Cleveland Browns Star Earns Weekly NFL Honor

Cleveland Browns star Myles Garrett earned the AFC's Defensive Player of the Week following a three sack performance against the Pittsburgh Steelers.

All three sacks came in the first half for Garrett, who stole the show on Thursday Night Football, upstaging his AFC North rival T.J. Watt. Those efforts helped Garrett ascend the NFL's sack leaderboard as he now sits tied with Denver Broncos LB Nik Bonitto for the third overall in sacks this season. Only Danielle Hunter (10.5) of the Texans and Trey Hendrickson of the Bengals (11.5).

Garrett registered a forced fumble on one of his three sacks, late in the first half, which sparked a Browns scoring drive. Cleveland kicked a field goal just before the break to take a 10-3 lead into the half. The reigning Defensive Player of the Year had five tackles on the night as well.

Afterwards, he proclaimed that his performance was a statement that he is the best pass rusher in the league after Watt was held without a sack during the Browns victory.

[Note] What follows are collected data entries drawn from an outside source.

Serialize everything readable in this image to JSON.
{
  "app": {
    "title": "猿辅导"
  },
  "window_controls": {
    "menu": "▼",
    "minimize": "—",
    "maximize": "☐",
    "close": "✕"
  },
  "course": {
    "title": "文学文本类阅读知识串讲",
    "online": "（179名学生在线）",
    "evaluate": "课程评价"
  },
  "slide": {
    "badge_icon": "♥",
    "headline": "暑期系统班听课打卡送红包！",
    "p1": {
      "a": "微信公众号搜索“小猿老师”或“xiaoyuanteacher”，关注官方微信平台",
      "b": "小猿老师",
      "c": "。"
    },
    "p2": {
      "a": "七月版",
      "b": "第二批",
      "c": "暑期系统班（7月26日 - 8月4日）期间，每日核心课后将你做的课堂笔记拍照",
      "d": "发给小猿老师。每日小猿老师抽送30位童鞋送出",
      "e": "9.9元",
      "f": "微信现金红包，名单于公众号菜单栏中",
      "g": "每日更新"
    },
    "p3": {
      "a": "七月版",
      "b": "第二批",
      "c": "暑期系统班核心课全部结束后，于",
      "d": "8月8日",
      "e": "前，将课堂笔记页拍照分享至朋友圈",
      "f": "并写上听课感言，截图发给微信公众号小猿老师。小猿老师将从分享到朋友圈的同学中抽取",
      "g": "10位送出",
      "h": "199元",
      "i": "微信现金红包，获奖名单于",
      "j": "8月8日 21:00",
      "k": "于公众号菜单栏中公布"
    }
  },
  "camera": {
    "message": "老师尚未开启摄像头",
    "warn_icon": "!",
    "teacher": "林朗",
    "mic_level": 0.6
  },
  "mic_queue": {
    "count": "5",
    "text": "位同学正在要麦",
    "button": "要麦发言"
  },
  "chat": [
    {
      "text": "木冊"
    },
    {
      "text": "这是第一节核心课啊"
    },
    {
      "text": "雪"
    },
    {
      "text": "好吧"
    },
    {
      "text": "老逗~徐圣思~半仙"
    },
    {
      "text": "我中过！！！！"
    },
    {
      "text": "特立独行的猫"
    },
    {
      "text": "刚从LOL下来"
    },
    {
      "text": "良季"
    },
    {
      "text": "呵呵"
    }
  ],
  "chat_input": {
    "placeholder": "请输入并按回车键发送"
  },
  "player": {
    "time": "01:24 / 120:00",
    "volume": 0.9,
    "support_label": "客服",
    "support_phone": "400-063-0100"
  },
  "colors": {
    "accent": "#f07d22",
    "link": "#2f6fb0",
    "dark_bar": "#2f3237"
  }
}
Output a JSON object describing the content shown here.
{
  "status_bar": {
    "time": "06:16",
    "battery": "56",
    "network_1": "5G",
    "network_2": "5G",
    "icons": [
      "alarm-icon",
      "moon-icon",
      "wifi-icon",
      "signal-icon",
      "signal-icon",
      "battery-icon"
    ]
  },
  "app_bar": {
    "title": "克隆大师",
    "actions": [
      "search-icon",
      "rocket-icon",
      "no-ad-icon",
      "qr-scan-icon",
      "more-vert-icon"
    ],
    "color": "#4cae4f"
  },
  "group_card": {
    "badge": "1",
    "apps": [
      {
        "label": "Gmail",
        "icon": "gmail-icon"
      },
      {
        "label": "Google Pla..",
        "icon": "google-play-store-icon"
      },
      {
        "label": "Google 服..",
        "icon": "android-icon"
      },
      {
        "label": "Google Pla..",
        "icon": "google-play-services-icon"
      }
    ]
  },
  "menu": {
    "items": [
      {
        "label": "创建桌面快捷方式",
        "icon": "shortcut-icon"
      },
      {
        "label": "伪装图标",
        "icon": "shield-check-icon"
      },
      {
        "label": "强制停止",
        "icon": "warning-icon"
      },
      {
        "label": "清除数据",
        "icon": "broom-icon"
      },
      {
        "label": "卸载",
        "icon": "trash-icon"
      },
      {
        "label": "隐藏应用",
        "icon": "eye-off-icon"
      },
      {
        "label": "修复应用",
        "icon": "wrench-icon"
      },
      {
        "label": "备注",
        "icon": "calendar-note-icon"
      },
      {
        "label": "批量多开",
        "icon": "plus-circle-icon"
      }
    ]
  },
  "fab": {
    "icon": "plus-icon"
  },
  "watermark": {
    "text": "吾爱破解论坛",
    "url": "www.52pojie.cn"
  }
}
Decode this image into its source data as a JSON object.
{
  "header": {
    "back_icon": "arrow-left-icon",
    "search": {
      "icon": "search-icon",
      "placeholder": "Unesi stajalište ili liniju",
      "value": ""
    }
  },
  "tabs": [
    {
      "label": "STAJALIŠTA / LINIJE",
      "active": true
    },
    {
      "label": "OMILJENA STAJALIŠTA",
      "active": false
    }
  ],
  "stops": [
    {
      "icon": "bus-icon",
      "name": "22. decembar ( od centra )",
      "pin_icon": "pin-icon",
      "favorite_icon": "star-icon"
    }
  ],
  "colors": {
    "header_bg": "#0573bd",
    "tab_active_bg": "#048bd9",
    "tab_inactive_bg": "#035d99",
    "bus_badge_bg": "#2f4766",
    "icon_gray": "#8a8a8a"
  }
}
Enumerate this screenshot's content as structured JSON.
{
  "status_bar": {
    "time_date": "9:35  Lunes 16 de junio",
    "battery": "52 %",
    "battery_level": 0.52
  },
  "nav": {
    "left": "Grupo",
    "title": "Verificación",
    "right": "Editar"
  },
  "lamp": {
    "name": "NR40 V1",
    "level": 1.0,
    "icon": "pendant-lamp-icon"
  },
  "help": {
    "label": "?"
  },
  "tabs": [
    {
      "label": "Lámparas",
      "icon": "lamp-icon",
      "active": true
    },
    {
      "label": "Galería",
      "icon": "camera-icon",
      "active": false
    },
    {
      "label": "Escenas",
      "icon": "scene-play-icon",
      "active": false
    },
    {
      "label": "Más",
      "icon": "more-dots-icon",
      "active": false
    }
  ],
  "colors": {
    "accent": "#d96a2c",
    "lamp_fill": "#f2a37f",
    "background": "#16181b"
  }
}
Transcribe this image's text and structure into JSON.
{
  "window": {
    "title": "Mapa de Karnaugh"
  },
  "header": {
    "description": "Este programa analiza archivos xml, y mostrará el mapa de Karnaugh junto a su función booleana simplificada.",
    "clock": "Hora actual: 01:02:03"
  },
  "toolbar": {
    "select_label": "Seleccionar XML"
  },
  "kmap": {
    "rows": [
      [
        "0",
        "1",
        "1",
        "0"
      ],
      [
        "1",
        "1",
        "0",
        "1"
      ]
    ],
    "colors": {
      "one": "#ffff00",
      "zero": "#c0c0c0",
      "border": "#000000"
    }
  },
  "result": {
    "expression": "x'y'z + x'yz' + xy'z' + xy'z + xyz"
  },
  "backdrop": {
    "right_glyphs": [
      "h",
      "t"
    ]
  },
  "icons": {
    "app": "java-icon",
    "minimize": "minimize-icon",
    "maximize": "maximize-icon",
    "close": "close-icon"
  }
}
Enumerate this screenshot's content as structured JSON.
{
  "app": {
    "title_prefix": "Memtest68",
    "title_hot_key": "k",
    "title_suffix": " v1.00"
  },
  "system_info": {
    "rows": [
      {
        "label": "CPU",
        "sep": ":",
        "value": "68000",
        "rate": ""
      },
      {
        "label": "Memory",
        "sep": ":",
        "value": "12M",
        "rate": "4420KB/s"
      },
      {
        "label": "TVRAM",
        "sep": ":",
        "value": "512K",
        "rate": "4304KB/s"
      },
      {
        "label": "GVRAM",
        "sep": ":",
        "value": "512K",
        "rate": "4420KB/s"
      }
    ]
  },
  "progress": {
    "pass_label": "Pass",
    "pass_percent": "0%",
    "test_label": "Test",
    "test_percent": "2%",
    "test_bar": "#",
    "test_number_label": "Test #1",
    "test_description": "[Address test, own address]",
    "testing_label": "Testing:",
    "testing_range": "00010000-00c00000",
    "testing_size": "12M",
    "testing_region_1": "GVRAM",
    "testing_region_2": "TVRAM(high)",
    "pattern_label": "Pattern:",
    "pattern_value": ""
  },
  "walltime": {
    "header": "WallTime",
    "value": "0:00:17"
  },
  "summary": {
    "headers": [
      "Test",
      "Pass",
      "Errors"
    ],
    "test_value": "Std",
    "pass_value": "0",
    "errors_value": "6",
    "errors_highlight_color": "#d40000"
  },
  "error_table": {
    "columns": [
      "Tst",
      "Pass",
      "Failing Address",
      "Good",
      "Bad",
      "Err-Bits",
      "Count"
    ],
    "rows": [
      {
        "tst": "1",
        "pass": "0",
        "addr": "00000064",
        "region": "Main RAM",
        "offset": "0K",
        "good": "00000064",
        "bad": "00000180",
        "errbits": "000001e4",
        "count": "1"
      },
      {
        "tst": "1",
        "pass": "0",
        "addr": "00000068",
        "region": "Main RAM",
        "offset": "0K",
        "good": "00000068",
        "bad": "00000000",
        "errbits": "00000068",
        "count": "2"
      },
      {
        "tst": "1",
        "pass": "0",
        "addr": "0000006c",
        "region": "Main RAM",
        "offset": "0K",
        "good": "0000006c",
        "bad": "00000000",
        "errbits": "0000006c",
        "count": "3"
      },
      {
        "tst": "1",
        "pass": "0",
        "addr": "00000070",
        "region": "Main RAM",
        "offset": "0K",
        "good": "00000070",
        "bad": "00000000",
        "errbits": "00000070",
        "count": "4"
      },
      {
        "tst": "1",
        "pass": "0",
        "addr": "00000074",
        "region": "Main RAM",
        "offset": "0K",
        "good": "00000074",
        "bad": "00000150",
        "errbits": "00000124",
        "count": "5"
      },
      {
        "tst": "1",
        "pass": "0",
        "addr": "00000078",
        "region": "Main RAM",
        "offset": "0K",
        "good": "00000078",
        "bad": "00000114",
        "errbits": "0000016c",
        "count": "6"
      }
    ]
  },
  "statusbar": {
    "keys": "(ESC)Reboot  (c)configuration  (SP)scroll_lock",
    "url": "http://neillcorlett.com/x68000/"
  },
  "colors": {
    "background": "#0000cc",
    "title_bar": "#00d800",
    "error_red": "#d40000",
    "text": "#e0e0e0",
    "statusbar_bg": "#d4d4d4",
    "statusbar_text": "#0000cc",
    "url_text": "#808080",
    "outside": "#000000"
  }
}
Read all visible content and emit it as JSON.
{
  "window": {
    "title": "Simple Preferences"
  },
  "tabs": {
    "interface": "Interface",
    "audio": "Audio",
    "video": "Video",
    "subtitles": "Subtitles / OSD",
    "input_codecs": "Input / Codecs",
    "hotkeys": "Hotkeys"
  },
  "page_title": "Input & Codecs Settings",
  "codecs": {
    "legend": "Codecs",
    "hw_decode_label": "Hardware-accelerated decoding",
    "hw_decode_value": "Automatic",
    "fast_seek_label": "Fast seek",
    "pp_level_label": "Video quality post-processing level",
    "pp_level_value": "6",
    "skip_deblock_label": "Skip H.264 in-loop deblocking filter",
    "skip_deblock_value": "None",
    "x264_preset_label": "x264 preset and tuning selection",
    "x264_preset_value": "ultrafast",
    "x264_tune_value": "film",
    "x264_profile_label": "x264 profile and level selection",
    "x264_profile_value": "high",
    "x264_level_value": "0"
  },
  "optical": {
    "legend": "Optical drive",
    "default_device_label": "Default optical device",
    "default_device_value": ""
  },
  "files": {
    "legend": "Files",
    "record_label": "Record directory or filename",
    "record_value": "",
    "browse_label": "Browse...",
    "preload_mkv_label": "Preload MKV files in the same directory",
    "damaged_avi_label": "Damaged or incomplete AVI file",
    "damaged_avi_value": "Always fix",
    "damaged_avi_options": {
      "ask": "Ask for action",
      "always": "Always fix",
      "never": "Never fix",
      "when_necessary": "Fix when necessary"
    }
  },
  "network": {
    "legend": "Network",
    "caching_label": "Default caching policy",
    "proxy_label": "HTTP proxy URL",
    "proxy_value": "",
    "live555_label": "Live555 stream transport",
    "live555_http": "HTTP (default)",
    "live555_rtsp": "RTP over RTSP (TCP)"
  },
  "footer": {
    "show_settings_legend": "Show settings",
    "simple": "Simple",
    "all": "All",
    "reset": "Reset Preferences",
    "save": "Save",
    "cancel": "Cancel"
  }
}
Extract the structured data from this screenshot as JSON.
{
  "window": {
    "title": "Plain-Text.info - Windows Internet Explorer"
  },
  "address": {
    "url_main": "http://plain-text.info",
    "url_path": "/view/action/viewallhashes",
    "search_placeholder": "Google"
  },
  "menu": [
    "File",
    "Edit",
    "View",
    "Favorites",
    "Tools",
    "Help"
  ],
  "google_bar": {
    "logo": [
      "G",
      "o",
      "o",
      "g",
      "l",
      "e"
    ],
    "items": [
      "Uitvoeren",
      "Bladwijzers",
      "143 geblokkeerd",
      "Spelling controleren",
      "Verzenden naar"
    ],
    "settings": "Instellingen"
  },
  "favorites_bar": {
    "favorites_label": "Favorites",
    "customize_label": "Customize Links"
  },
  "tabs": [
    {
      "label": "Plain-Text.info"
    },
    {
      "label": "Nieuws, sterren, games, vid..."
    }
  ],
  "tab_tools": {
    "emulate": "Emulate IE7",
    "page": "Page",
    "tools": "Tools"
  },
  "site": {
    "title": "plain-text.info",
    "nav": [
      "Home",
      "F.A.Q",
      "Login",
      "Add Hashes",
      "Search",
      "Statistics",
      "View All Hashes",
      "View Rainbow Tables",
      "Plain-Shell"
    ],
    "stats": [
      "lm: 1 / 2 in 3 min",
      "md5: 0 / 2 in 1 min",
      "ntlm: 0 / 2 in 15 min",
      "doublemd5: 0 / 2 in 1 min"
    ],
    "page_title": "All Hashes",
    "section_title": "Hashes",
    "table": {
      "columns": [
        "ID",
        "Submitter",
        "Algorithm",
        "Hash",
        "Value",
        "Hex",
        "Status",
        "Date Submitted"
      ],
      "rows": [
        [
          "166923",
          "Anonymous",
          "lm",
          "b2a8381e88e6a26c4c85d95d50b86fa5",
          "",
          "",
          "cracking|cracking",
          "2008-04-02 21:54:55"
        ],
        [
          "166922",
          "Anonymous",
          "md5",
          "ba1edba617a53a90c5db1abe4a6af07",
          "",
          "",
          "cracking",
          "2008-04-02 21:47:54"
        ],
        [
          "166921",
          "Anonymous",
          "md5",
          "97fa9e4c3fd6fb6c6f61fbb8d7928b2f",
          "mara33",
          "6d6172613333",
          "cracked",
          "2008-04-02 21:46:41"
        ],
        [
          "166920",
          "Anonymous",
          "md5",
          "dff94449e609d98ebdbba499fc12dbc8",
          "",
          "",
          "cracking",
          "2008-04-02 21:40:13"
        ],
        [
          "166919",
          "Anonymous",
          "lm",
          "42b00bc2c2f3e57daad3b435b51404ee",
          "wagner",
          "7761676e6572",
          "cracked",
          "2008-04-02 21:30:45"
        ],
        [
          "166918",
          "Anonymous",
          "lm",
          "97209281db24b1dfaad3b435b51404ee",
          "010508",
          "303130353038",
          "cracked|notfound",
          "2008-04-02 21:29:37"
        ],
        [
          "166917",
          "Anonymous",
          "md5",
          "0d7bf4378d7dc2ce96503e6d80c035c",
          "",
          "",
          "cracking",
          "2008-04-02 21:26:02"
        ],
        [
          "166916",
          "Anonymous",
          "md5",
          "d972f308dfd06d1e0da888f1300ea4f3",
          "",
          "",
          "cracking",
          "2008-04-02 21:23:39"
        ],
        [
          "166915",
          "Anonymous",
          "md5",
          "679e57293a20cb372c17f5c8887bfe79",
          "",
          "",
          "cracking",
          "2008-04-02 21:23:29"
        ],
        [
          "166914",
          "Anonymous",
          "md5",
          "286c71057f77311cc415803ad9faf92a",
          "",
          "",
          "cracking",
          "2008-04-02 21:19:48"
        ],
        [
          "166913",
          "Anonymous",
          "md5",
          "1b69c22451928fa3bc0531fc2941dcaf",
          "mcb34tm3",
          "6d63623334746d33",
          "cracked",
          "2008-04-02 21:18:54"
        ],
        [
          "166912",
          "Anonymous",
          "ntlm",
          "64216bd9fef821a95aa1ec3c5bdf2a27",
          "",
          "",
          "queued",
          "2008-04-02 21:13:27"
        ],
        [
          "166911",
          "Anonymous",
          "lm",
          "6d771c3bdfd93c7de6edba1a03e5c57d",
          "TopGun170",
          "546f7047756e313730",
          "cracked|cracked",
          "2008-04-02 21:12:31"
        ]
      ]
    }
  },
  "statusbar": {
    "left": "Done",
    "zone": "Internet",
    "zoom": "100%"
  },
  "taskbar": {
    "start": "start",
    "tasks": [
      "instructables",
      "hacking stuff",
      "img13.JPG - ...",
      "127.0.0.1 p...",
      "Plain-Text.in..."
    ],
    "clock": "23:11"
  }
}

Thursday's effort was Garrett's second three sack-game of the season, making him the only NFL player to record multiple games with at least three sacks in 2024.

Garrett has won four weekly awards throughout his eight NFL seasons. His first such honor came in Week 4 of the 2020 season, his second came one season later in Week 3 and he also won one in Week 7 of 2023. This marks the second time this season that a Browns player earned a weekly award after Jameis Winston earned one after a leading the Browns to a Week 8 victory over the Ravens.